1903-1999,
France
Charlotte Perriand est une créatrice française dont l’importance est capitale dans les domaines du design et de l’architecture. Longtemps effacée de l’équation par les hommes de son entourage, elle est pourtant l’une des figures tutélaires de la Modernité au XXe siècle : sa maxime, « l’important ce n’est pas l’objet, mais l’homme », reflète parfaitement son engagement. De ses tables de formes libres à ses bibliothèque nuages, toutes ses créations sont organiques et fonctionnelles.
Diplômée de l’École de l’Union Centrale des Arts Décoratifs, elle prend un appartement-atelier dans le quartier de Saint-Sulpice à Paris où elle installe son très en vue « bar sous les toits ». Ses participations répétées et remarquées aux Salons des Artistes Décorateurs parachèvent de faire sa renommée. Elle intègre alors l’agence la plus en vogue et chantre de la Modernité, les bureaux de Le Corbusier (1887-1965) et Pierre Jeanneret (1896-1967) : elle y crée notamment du mobilier en métal tubulaire, désormais devenu des icônes, à l’instar de la chaise longue B306 (LC4) ou le fauteuil pivotant LC7, mais ne fut longtemps pas créditée pour son travail, à une époque bien peu propice à l‘épanouissement professionnel des femmes, notamment en architecture.

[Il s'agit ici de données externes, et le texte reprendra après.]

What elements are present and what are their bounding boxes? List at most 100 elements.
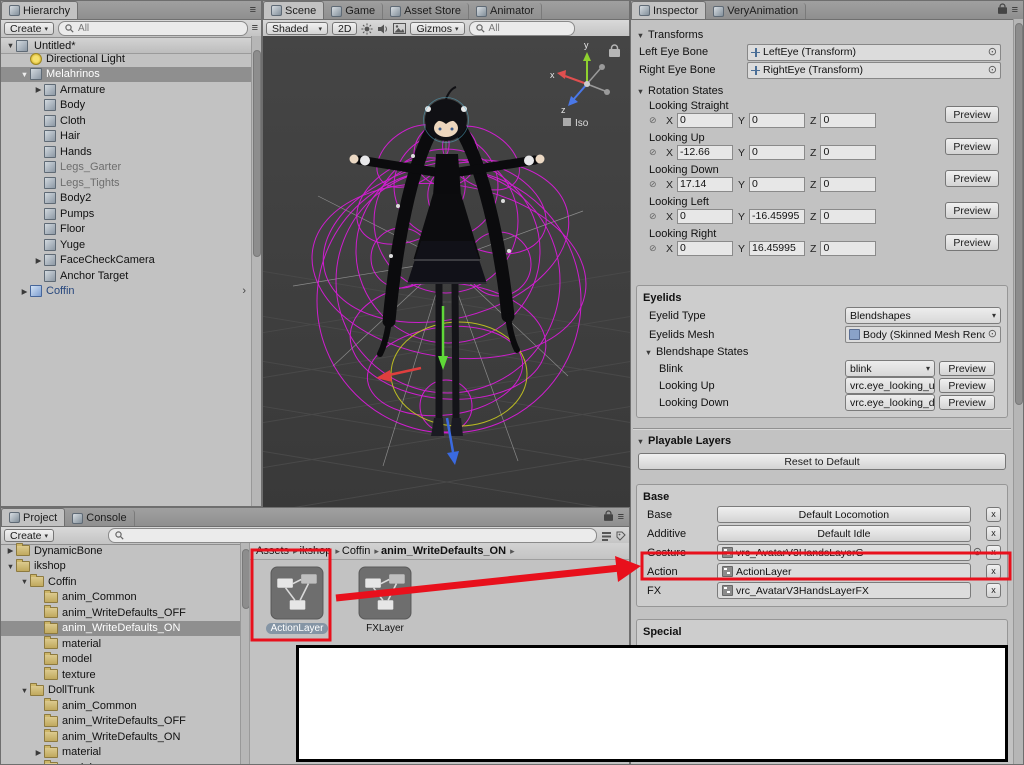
- rotation-x-field[interactable]: 0: [677, 209, 734, 224]
- rotation-x-field[interactable]: 0: [677, 241, 734, 256]
- foldout-arrow[interactable]: ▼: [19, 70, 30, 79]
- rotation-x-field[interactable]: -12.66: [677, 145, 734, 160]
- reset-to-default-button[interactable]: Reset to Default: [638, 453, 1006, 470]
- hierarchy-item[interactable]: ▶ FaceCheckCamera ›: [1, 253, 252, 269]
- preview-button[interactable]: Preview: [939, 378, 995, 393]
- layer-field[interactable]: ActionLayer: [717, 563, 971, 580]
- rotation-y-field[interactable]: 16.45995: [749, 241, 806, 256]
- layer-field[interactable]: Default Idle: [717, 525, 971, 542]
- inspector-tab[interactable]: VeryAnimation: [706, 3, 807, 19]
- panel-menu-icon[interactable]: ≡: [250, 4, 256, 16]
- breadcrumb-item[interactable]: anim_WriteDefaults_ON ▸: [381, 545, 515, 557]
- object-picker-icon[interactable]: ⊙: [988, 329, 997, 340]
- hierarchy-item[interactable]: Directional Light ›: [1, 51, 252, 67]
- asset-item[interactable]: FXLayer: [352, 566, 418, 634]
- rotation-y-field[interactable]: 0: [749, 113, 806, 128]
- search-by-label-icon[interactable]: [616, 531, 626, 541]
- hierarchy-item[interactable]: Anchor Target ›: [1, 268, 252, 284]
- blendshape-dropdown[interactable]: vrc.eye_looking_down ▾: [845, 394, 935, 411]
- project-tab[interactable]: Project: [1, 508, 66, 526]
- tab-hierarchy[interactable]: Hierarchy: [1, 1, 79, 19]
- link-icon[interactable]: ⊘: [649, 115, 661, 126]
- eyelids-mesh-field[interactable]: Body (Skinned Mesh Renderer) ⊙: [845, 326, 1001, 343]
- breadcrumb-item[interactable]: ikshop ▸: [300, 545, 340, 557]
- link-icon[interactable]: ⊘: [649, 243, 661, 254]
- layer-field[interactable]: Default Locomotion: [717, 506, 971, 523]
- folder-item[interactable]: ▼ Coffin: [1, 574, 240, 590]
- foldout-arrow[interactable]: ▼: [19, 686, 30, 695]
- scene-view-tab[interactable]: Asset Store: [383, 3, 470, 19]
- foldout-arrow[interactable]: ▶: [19, 287, 30, 296]
- hierarchy-item[interactable]: Cloth ›: [1, 113, 252, 129]
- rotation-x-field[interactable]: 17.14: [677, 177, 734, 192]
- rotation-z-field[interactable]: 0: [820, 241, 877, 256]
- blendshape-dropdown[interactable]: vrc.eye_looking_up ▾: [845, 377, 935, 394]
- folder-item[interactable]: model: [1, 651, 240, 668]
- inspector-menu-icon[interactable]: ≡: [1012, 4, 1018, 16]
- object-field[interactable]: RightEye (Transform) ⊙: [747, 61, 1001, 79]
- remove-layer-button[interactable]: x: [986, 564, 1001, 579]
- inspector-lock-icon[interactable]: [997, 3, 1007, 17]
- folder-item[interactable]: anim_Common: [1, 589, 240, 606]
- hierarchy-item[interactable]: Hair ›: [1, 129, 252, 145]
- folder-item[interactable]: ▼ DollTrunk: [1, 682, 240, 699]
- eyelid-type-dropdown[interactable]: Blendshapes ▾: [845, 307, 1001, 324]
- hierarchy-item[interactable]: Yuge ›: [1, 237, 252, 253]
- shading-mode-dropdown[interactable]: Shaded ▾: [266, 22, 328, 35]
- foldout-arrow[interactable]: ▶: [33, 85, 44, 94]
- foldout-arrow[interactable]: ▶: [5, 546, 16, 555]
- preview-button[interactable]: Preview: [939, 361, 995, 376]
- asset-item[interactable]: ActionLayer: [264, 566, 330, 634]
- preview-button[interactable]: Preview: [939, 395, 995, 410]
- inspector-scrollbar[interactable]: [1013, 19, 1023, 764]
- folder-item[interactable]: texture: [1, 667, 240, 683]
- rotation-z-field[interactable]: 0: [820, 209, 877, 224]
- hierarchy-item[interactable]: Hands ›: [1, 144, 252, 160]
- remove-layer-button[interactable]: x: [986, 507, 1001, 522]
- breadcrumb-item[interactable]: Coffin ▸: [342, 545, 379, 557]
- scene-view-tab[interactable]: Scene: [263, 1, 325, 19]
- hierarchy-options-icon[interactable]: ≡: [252, 23, 258, 34]
- rotation-z-field[interactable]: 0: [820, 177, 877, 192]
- foldout-arrow[interactable]: ▼: [5, 562, 16, 571]
- foldout-arrow[interactable]: ▼: [5, 41, 16, 50]
- scene-search-input[interactable]: All: [468, 21, 575, 36]
- search-by-type-icon[interactable]: [601, 531, 612, 541]
- playable-layers-foldout[interactable]: ▼ Playable Layers: [631, 433, 1013, 449]
- hierarchy-item[interactable]: ▼ Melahrinos ›: [1, 66, 252, 82]
- folder-item[interactable]: material: [1, 636, 240, 652]
- layer-field[interactable]: vrc_AvatarV3HandsLayerG: [717, 544, 971, 561]
- project-search-input[interactable]: [108, 528, 597, 543]
- object-picker-icon[interactable]: ⊙: [988, 64, 997, 76]
- blendshape-dropdown[interactable]: blink ▾: [845, 360, 935, 377]
- remove-layer-button[interactable]: x: [986, 545, 1001, 560]
- transforms-foldout[interactable]: ▼ Transforms: [631, 27, 1013, 43]
- link-icon[interactable]: ⊘: [649, 147, 661, 158]
- blendshape-states-foldout[interactable]: ▼ Blendshape States: [643, 344, 1001, 360]
- scene-lighting-icon[interactable]: [361, 22, 374, 35]
- foldout-arrow[interactable]: ▶: [33, 256, 44, 265]
- 2d-toggle-button[interactable]: 2D: [332, 22, 358, 35]
- folder-item[interactable]: ▶ material: [1, 744, 240, 761]
- remove-layer-button[interactable]: x: [986, 583, 1001, 598]
- breadcrumb-item[interactable]: Assets ▸: [256, 545, 298, 557]
- hierarchy-item[interactable]: Body ›: [1, 98, 252, 114]
- preview-button[interactable]: Preview: [945, 138, 999, 155]
- object-field[interactable]: LeftEye (Transform) ⊙: [747, 43, 1001, 61]
- hierarchy-search-input[interactable]: All: [58, 21, 248, 36]
- preview-button[interactable]: Preview: [945, 202, 999, 219]
- scene-audio-icon[interactable]: [377, 23, 389, 35]
- link-icon[interactable]: ⊘: [649, 179, 661, 190]
- scene-viewport[interactable]: y x z Iso: [242, 36, 652, 517]
- rotation-z-field[interactable]: 0: [820, 113, 877, 128]
- hierarchy-item[interactable]: ▶ Coffin ›: [1, 284, 252, 300]
- scene-view-tab[interactable]: Animator: [469, 3, 543, 19]
- preview-button[interactable]: Preview: [945, 234, 999, 251]
- scene-view-tab[interactable]: Game: [324, 3, 384, 19]
- folder-item[interactable]: anim_WriteDefaults_ON: [1, 729, 240, 745]
- foldout-arrow[interactable]: ▶: [33, 748, 44, 757]
- hierarchy-item[interactable]: Pumps ›: [1, 206, 252, 222]
- prefab-open-chevron-icon[interactable]: ›: [242, 285, 246, 297]
- folder-item[interactable]: model: [1, 760, 240, 764]
- project-tab[interactable]: Console: [65, 510, 135, 526]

Rare femme à se faire une place, elle crée selon les nouveaux codes de la Modernité, autant dans les formes que les matériaux, et sa présence dans les cercles influents prouvent son importance. Membre fondateur de l’Union des Artistes Modernes (UAM), elle prône une dimension humaine du design en adéquation avec la fonction, avec du mobilier en métal et en bois, inspiré de la nature. Elle est représentée par l’une des galeries les plus importantes de l’Après-Guerre, Steph Simon, qui expose ses œuvres dont les lignes épurées et les volumes réduits à l’essentiel font sensation : tables de forme libre, bibliothèques alliant bois et tôle, chaises en osier et bois, luminaires en métal, elle s’illustre dans chaque domaine.
Loin de travailler uniquement pour l’élite, elle s’implique dans des projets d’envergure, destinés au plus grand nombre. Son travail d’édition avec L’Équipement de la Maison met en avant un mobilier en bois simple et fonctionnel. Elle participe à l’aménagement de logements étudiants à la Cité Universitaire de Paris avec Jean Prouvé (1901-1984), dont sont issues les iconiques bibliothèques des maisons du Mexique et de la Tunisie. Sa renommée vient aussi de ses apports majeurs à l’aménagement de grands complexes de loisirs de sports d’hiver comme Les Arcs ou Méribel.
Sa relation avec le Japon est sans doute l’une des plus importantes pour comprendre son œuvre. Grâce à l’impulsion de son ami Junzo Sakakura (1901-1969) qu’elle avait rencontré chez Le Corbusier, elle est invitée en tant que conseillère culturelle auprès du Ministère du Commerce et de l’Industrie en 1941. Elle découvre alors la culture japonaise, ses traditions, son mobilier et le travail artisanal. Son impact sur le design japonais est immense mais la réciproque est tout aussi vraie : elle remplit ses bagages d’un style de vie épuré, de lignes souples inspirées de la nature où l’art et le quotidien ne sont pas antithétiques. Elle se met à créer des œuvres à la mode japonaise, à mi-chemin entre industrie et tradition.
Elle se rend au Japon plusieurs fois et finit même par s’y installer quelques temps. Elle compte parmi ses amis les designers les plus importants, au premier rangs desquels Sori Yanagi (1915-2011) ou encore Isamu Kenmochi (1912-1971) ; elle gravite dans les milieux influents, travaille avec des artisans – dont elle fait parfois plus que s’inspirer (voir Ubunji Kidokoro) -, aménage des espaces pour ses amis et monte d’importantes expositions comme sa « Proposition d’une synthèse des Arts » à Tokyo en 1955.
Charlotte Perriand délivre un design puissant et sensuel, reconnaissable au premier coup d’œil, dont la beauté est centrée sur la souveraineté des formes simples. Longtemps mise de côté dans l’histoire du design – comme de nombreuses femmes – et absorbée par la notoriété de Le Corbusier et Jean Prouvé, son œuvre est pourtant capitale : les travaux menés par Jacques Barsac ces dernières décennies et les expositions successives à travers le monde, dont la dernière à la Fondation Louis Vuitton à Paris en 2019, ont permis de remettre sur le devant de la scène la personnalité de Charlotte Perriand, son histoire et ses créations.